The News
TikTok, tech utopias, corporate fetish, and recommended reading — our 3.15.24 roundup.
A roundup of news, trends, and thoughts that we think were noteworthy this week — plus a reading list for the weekend.
TikTok, etc: As you probably read, the House voted to ban TikTok unless the Chinese owner, ByteDance, sells it. TikTok launched a campaign ahead of the vote, sending a push notification to its users, urging them to call their representatives and sending influencers to Capitol Hill. If anything — this backfired, the House passed the bill with a vote of 352 to 65. If it passes the Senate, Biden has promised to sign the bill. Meanwhile, Trump, who tried to ban TikTok or force its sale in 2020, publicly reversed his position on the app over the past week. Most are worried about national security, some are worried about free speech, and everyone is worried about the algorithms.
In other social media news, the governor of South Dakota is apparently now a cosmetic dentistry influencer. A suit was filed against her that states: “Defendant Kristi Noem is a resident of South Dakota where she currently serves as governor of the state. Sitting politicians do not typically work as part-time social media influencers.” lol.
Cities: There has been sort of a lot of news about cities, both the collapse and the development of them, on the periphery this week. The New York Times reported on how a group of tech billionaires spent roughly $900 million buying land in Solano Country, just on the outskirts of Silicon Valley. Their plan — which they are calling California Forever — is to build a new city that addresses the ills of the Bay Area, namely “home prices, homelessness, congestion.” They spent years buying up the land in secret and are now, because the land is not zoned for residential use, shifting to a public-facing political affairs campaign as they plan to mount the local planning commission, the board of supervisors, environmental rules, inevitable lawsuits as well as the state’s Air Resources Board, the Water Resources Control Board, Public Utilities Commission and Department of Transportation to build their tech utopia. While the billionaires are trying to build a new city, the ones we know are still on the precipice of collapse. As real estate prices continue to fall, cities are losing tax revenue. In a piece in the New York Times, Arpit Gupta, a professor at NYU called it an “urban doom loop.” Essentially, as the Times reports, “to fill the budget holes created by the lost tax revenue, they posited that cities could cut services or raise other kinds of taxes. But that would come with its own downsides, including prompting businesses and residents to leave, exacerbating the problem by further eroding the tax base.” Dirt published an essay by Emily Sunberg talking about “corporate fetish” — a nostalgia for 90s office culture that is seen in the rise of influencers donning power suits, offices in the backdrop of fashion campaigns, and the most recent Prada show. As to why, she writes, “I guess there is something more romantic to think about here: the office as an escape.
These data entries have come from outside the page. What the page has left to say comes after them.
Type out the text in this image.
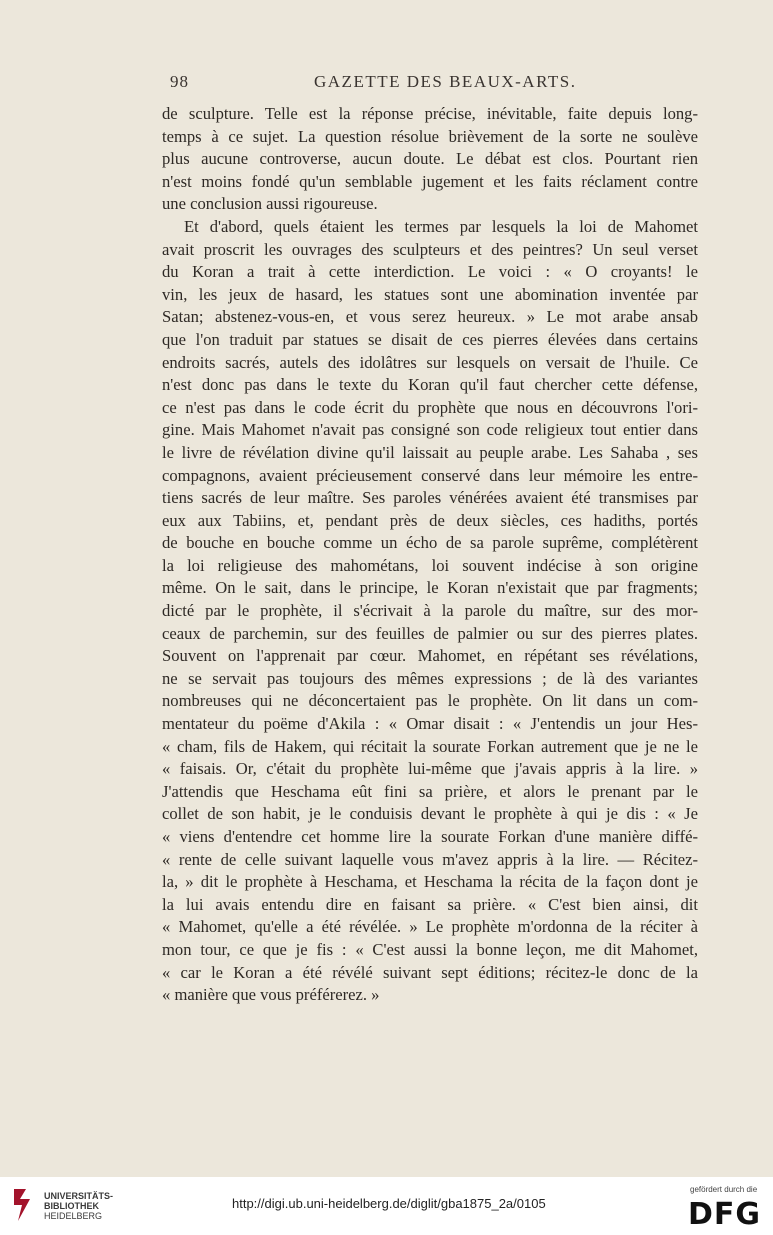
98	GAZETTE DES BEAUX-ARTS.
de sculpture. Telle est la réponse précise, inévitable, faite depuis long-
temps à ce sujet. La question résolue brièvement de la sorte ne soulève
plus aucune controverse, aucun doute. Le débat est clos. Pourtant rien
n'est moins fondé qu'un semblable jugement et les faits réclament contre
une conclusion aussi rigoureuse.
Et d'abord, quels étaient les termes par lesquels la loi de Mahomet
avait proscrit les ouvrages des sculpteurs et des peintres? Un seul verset
du Koran a trait à cette interdiction. Le voici : « O croyants! le
vin, les jeux de hasard, les statues sont une abomination inventée par
Satan; abstenez-vous-en, et vous serez heureux. » Le mot arabe ansab
que l'on traduit par statues se disait de ces pierres élevées dans certains
endroits sacrés, autels des idolâtres sur lesquels on versait de l'huile. Ce
n'est donc pas dans le texte du Koran qu'il faut chercher cette défense,
ce n'est pas dans le code écrit du prophète que nous en découvrons l'ori-
gine. Mais Mahomet n'avait pas consigné son code religieux tout entier dans
le livre de révélation divine qu'il laissait au peuple arabe. Les Sahaba , ses
compagnons, avaient précieusement conservé dans leur mémoire les entre-
tiens sacrés de leur maître. Ses paroles vénérées avaient été transmises par
eux aux Tabiins, et, pendant près de deux siècles, ces hadiths, portés
de bouche en bouche comme un écho de sa parole suprême, complétèrent
la loi religieuse des mahométans, loi souvent indécise à son origine
même. On le sait, dans le principe, le Koran n'existait que par fragments;
dicté par le prophète, il s'écrivait à la parole du maître, sur des mor-
ceaux de parchemin, sur des feuilles de palmier ou sur des pierres plates.
Souvent on l'apprenait par cœur. Mahomet, en répétant ses révélations,
ne se servait pas toujours des mêmes expressions ; de là des variantes
nombreuses qui ne déconcertaient pas le prophète. On lit dans un com-
mentateur du poëme d'Akila : « Omar disait : « J'entendis un jour Hes-
« cham, fils de Hakem, qui récitait la sourate Forkan autrement que je ne le
« faisais. Or, c'était du prophète lui-même que j'avais appris à la lire. »
J'attendis que Heschama eût fini sa prière, et alors le prenant par le
collet de son habit, je le conduisis devant le prophète à qui je dis : « Je
« viens d'entendre cet homme lire la sourate Forkan d'une manière diffé-
« rente de celle suivant laquelle vous m'avez appris à la lire. — Récitez-
la, » dit le prophète à Heschama, et Heschama la récita de la façon dont je
la lui avais entendu dire en faisant sa prière. « C'est bien ainsi, dit
« Mahomet, qu'elle a été révélée. » Le prophète m'ordonna de la réciter à
mon tour, ce que je fis : « C'est aussi la bonne leçon, me dit Mahomet,
« car le Koran a été révélé suivant sept éditions; récitez-le donc de la
« manière que vous préférerez. »
UNIVERSITÄTS-
BIBLIOTHEK
HEIDELBERG
http://digi.ub.uni-heidelberg.de/diglit/gba1875_2a/0105
gefördert durch die
DFG
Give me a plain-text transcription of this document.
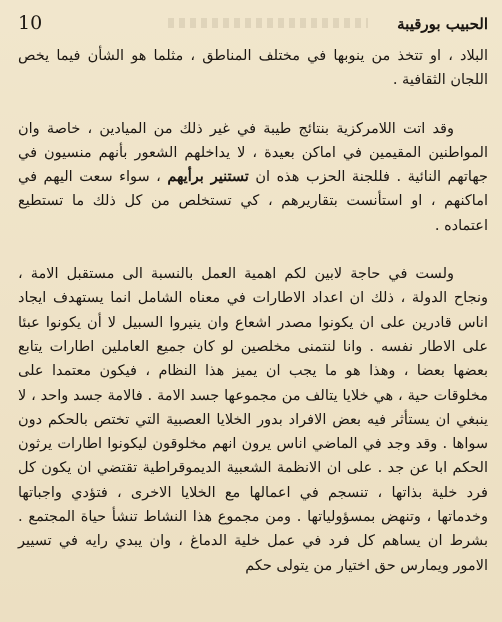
10	الحبيب بورقيبة

البلاد ، او تتخذ من ينوبها في مختلف المناطق ، مثلما هو الشأن فيما يخص اللجان الثقافية .

وقد اتت اللامركزية بنتائج طيبة في غير ذلك من الميادين ، خاصة وان المواطنين المقيمين في اماكن بعيدة ، لا يداخلهم الشعور بأنهم منسيون في جهاتهم النائية . فللجنة الحزب هذه ان تستنير برأيهم ، سواء سعت اليهم في اماكنهم ، او استأنست بتقاريرهم ، كي تستخلص من كل ذلك ما تستطيع اعتماده .

ولست في حاجة لابين لكم اهمية العمل بالنسبة الى مستقبل الامة ، ونجاح الدولة ، ذلك ان اعداد الاطارات في معناه الشامل انما يستهدف ايجاد اناس قادرين على ان يكونوا مصدر اشعاع وان ينيروا السبيل لا أن يكونوا عبئا على الاطار نفسه . وانا لنتمنى مخلصين لو كان جميع العاملين اطارات يتابع بعضها بعضا ، وهذا هو ما يجب ان يميز هذا النظام ، فيكون معتمدا على مخلوقات حية ، هي خلايا يتالف من مجموعها جسد الامة . فالامة جسد واحد ، لا ينبغي ان يستأثر فيه بعض الافراد بدور الخلايا العصبية التي تختص بالحكم دون سواها . وقد وجد في الماضي اناس يرون انهم مخلوقون ليكونوا اطارات يرثون الحكم ابا عن جد . على ان الانظمة الشعبية الديموقراطية تقتضي ان يكون كل فرد خلية بذاتها ، تنسجم في اعمالها مع الخلايا الاخرى ، فتؤدي واجباتها وخدماتها ، وتنهض بمسؤولياتها . ومن مجموع هذا النشاط تنشأ حياة المجتمع . بشرط ان يساهم كل فرد في عمل خلية الدماغ ، وان يبدي رايه في تسيير الامور ويمارس حق اختيار من يتولى حكم
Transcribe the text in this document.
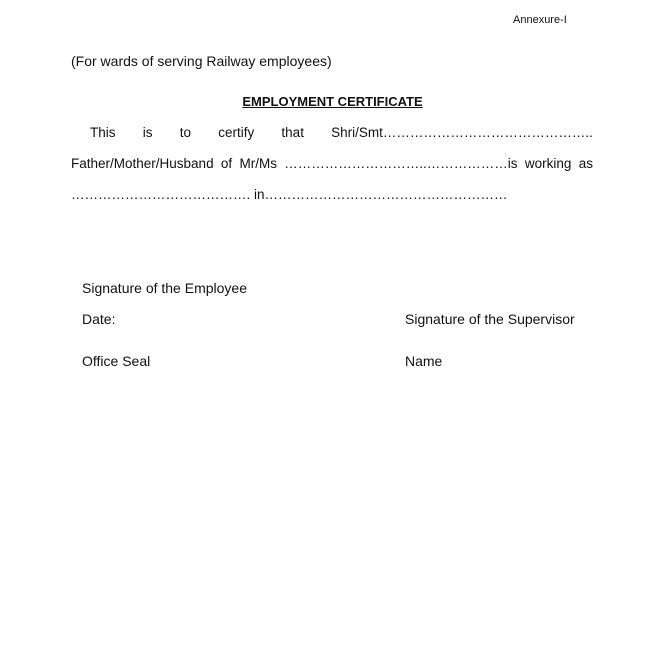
Annexure-I
(For wards of serving Railway employees)
EMPLOYMENT CERTIFICATE
This is to certify that Shri/Smt………………………………………..
Father/Mother/Husband of Mr/Ms …………………………..………………is working as
…………………………………. in………………………………………………
Signature of the Employee
Date:	Signature of the Supervisor
Office Seal	Name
The office was once a place you put yourself together for and performed at.” For more on cities, read our interview with Keller Easterling, a genius and one of our favorite interviews.
Recommended reading for the weekend:
A short story by Noor Qaim in The Drift: “Really? I think people are just pervs. Curious pervs.”
A profile on writer Lucy Prebble in the New Yorker: “‘What I learned from writing the play—which is the only point of writing anything, I think, to be different at the end than at the start—was that it was a stupid question, what is real and what is not,’ Prebble told me. ‘It’s an irrelevant question. It’s not the question.’”
An essay on the CPAC conference by Gaby Del Valle in The Baffler: “In the end, everyone got what they wanted: the reporters got a story, the Nazis got attention, and the less overt extremists behind CPAC got to accuse the liberal media of smearing all conservatives as white supremacists.”
A profile on Cillian Murphy in GQ: “Don’t give it all away. Don’t even give most of it away. Retrench. Be clear. With yourself, but not necessarily with others. Let the fame wave pass. Live by the sea.”
A review of critic Lauren Oyler’s new book in ArtReview: “‘Media literacy is dead!’ they declare, discussing a TikTok made by a sixteen-year-old.”